Tu t’es donc engagé pour une nouvelle saison chez les Crushers, mais avec l’espoir d’intégré l’effectif de Queensland Cup. Explique-nous cette situation ?
Je fais la pré-saison avec les Blackhawks de Townsville qui évoluent en Queensland Cup, je m’entraîne avec eux depuis début novembre. Le lundi, mercredi et vendredi soir, avec comme finalité les matchs de pré-saison dont le premier a été annulé dû aux fortes inondations qu’il y a eues ces derniers jours. On devait jouer les Rabbitohs le 8 février et le deuxième qui est maintenu sera le 22 février à l’extérieur contre Mackay cutters qui évoluent, eux aussi, en Queensland Cup. J’ai l’espoir de continuer de m’entraîner avec le groupe pour le reste de la saison, mais je n’aurai la réponse qu’après les matchs amicaux.
J’ai la chance de m’entrainer avec des joueurs d’expérience comme James Tamou , Kalifa Loa et d’autres, mais aussi dans le staff avec Terry Campese comme entraîneur lui aussi très expérimenté de la NRL ce qui apporte un énorme plus pour mon développement.
Quels sont tes objectifs en partant dans le pays du rugby à XIII, à court, moyen et long terme ?
Actuellement, j’aimerais obtenir un contrat avec les Blackhawks afin d’intégrer la Queensland Cup, ensuite, je veux simplement joueur le plus de matchs possible.

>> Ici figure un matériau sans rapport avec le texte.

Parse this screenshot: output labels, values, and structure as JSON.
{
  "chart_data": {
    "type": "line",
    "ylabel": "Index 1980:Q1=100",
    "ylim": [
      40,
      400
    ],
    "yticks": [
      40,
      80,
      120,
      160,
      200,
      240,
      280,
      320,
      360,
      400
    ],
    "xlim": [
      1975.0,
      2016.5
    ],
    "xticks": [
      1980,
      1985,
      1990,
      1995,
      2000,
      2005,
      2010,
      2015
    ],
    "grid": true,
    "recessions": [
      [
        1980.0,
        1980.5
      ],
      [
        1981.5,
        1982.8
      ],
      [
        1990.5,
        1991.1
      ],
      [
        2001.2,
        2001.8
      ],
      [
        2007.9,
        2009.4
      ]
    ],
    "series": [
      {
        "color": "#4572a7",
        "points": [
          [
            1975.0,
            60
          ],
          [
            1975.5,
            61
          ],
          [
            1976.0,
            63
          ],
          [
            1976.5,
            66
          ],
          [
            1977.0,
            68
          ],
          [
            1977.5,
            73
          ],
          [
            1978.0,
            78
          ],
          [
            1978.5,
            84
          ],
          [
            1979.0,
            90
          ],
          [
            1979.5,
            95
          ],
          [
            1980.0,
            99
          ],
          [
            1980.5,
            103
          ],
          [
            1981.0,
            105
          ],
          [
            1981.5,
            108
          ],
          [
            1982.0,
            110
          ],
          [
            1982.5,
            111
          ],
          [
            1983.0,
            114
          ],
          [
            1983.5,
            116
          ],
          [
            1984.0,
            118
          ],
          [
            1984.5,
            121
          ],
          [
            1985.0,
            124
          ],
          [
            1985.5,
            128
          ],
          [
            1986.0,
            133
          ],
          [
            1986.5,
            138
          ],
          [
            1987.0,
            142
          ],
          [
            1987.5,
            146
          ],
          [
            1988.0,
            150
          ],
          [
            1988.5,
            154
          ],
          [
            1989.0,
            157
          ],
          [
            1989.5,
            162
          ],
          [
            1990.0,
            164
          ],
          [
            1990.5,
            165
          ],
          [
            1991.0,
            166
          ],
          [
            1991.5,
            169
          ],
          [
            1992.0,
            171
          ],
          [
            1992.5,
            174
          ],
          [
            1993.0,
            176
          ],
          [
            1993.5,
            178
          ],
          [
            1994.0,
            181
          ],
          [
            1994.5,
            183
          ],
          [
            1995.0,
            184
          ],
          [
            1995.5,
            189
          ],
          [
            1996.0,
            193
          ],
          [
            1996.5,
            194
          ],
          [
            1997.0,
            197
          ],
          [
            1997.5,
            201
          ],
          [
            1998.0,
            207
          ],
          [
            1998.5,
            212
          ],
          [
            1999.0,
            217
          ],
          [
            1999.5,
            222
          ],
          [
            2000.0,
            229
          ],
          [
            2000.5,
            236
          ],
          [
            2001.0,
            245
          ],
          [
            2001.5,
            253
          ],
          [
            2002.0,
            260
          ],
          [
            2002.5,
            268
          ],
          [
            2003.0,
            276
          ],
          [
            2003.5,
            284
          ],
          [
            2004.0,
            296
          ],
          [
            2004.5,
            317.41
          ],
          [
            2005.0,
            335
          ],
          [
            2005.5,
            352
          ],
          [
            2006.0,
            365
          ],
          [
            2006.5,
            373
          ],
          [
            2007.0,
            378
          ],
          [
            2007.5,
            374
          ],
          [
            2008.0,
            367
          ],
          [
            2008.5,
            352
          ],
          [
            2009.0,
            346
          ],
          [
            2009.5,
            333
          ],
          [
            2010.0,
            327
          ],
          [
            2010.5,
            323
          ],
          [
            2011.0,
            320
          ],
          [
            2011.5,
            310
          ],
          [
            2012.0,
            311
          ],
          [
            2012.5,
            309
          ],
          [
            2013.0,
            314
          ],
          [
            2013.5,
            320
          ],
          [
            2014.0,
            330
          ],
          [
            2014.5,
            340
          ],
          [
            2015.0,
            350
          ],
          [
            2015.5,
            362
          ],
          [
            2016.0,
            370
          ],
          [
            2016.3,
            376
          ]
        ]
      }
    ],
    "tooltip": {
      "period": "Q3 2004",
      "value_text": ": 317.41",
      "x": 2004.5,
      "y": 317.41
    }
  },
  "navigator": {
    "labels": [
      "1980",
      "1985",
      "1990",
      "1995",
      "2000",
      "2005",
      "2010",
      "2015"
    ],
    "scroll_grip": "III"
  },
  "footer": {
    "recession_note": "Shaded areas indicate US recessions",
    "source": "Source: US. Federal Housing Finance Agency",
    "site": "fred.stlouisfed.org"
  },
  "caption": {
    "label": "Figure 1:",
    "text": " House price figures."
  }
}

Et a long terme, mon plus grand objectif est de devenir professionnel dans un grand championnat.
Ayant porté le maillot bleu, blanc, rouge en catégorie jeune, est-ce que c’est un objectif de le porter en catégorie sénior ?
Bien sûr, ça serait une immense fierté, mais je pense que je dois encore apprendre et progresser avant d’y penser.
Pour ceux qui ne te connaitraient pas, quel style de joueur es-tu ? Et est-ce que tu essaies de calquer ton jeu sur certains joueurs de NRL ou de Super League ?
J’essaye de jouer très proprement avec le plus d’intensité possible, j’essaye de jouer mon rugby sans vouloir être quelqu’un d’autre.
Est-ce qu’il se pourrait qu’on te voie revenir en Europe ? Étant un catalan, porter le maillot des Dragons pourrait être une belle chose pour toi. D’autant plus qu’il y a aussi Toulouse qui évolue en Championship.
J’ai déjà hâte de jouer en France, mais je me sens bien ici et selon le déroulé des choses, je pourrais rester encore quelques saisons. L’idée de jouer aux Dragons Catalans un jour représente beaucoup, mais encore une fois, je pense qu’il me faut beaucoup apprendre avant d’atteindre cet objectif.
Cette saison, ton ancien club de Saint-Estève XIII Catalan font une belle saison, est-ce que tu suis le Super XIII en étant de l’autre côté du globe ?
Oui, je suis, en regardant les matchs en live et content de voir cette belle saison en espérant qu’ils aillent le plus loin possible.
Qu’est-ce qu’on peut te souhaiter pour cette saison ?
Bonne chance pour la chaleur !
Merci pour tes réponses, on va suivre tes aventures au sein de la série « Les Français à l’étranger ».